Seeding Strategies in Search-Based Unit Test Generation

Submitted to STVR.

Abstract

Search-based techniques have been applied successfully to the task of generating unit tests for object-oriented software. However, as for any meta-heuristic search, the efficiency heavily depends on many factors; seeding, which refers to the use of previous related knowledge to help solve the testing problem at hand, is one such factor that may strongly influence this efficiency. This paper investigates different seeding strategies for unit test generation, in particular seeding of numerical and string constants derived statically and dynamically, seeding of type information, and seeding of previously generated tests. To understand the effects of these seeding strategies, the results of a large empirical analysis carried out on a large collection of open source projects from the SF110 corpus and the Apache Commons repository are reported.
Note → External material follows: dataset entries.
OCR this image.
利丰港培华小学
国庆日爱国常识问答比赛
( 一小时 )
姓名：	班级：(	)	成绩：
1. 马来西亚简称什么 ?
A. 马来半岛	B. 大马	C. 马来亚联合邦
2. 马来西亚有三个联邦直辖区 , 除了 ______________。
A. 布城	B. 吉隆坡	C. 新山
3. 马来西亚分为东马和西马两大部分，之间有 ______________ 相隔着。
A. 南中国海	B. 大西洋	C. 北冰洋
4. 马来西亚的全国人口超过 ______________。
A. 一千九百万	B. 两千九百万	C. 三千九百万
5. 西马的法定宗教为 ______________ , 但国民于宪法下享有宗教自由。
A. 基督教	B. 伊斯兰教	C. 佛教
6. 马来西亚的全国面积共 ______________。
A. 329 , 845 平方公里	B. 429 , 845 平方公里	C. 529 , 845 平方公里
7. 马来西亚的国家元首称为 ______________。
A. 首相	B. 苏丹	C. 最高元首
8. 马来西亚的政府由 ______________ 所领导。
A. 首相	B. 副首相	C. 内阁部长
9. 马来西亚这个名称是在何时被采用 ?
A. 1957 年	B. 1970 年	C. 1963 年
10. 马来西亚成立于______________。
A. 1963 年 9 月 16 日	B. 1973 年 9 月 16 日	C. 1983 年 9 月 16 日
These experiments show with strong statistical confidence that, even for a testing tool already able to achieve high coverage, the use of appropriate seeding strategies can further improve performance.

Experimental Material

Executable EvoSuite jar file (evosuite-master-1.0.2-SNAPSHOT.jar).
- Relevant parameters
  - Seeding constants from bytecode: -Dprimitive_pool=[probability]
  - Seeding values observed at runtime: -Ddynamic_pool=[probability]
  - Seeding types information: -Dseed_types=[boolean]
  - Seeding previous solution: -Dseed_clone=[probability] -Dseed_mutations=[probability] -Dtest_factory=JUnit -Dselected_junit=[JUnit class]
Corpus of classes used in RQ1-3 and RQ5 (SF110 Corpus of Java classes).
Random stratified sample of 100 classes from SF110 (classes_sf110_stratified_100.txt).
List of all SF110 classes (classes_sf110.txt).
Apache Commons projects used for RQ4 (apache_commons_projects.txt):
List of 1212 classes with accompanying test suites from the Apache Commons repository (classes_commons_with_tests.txt).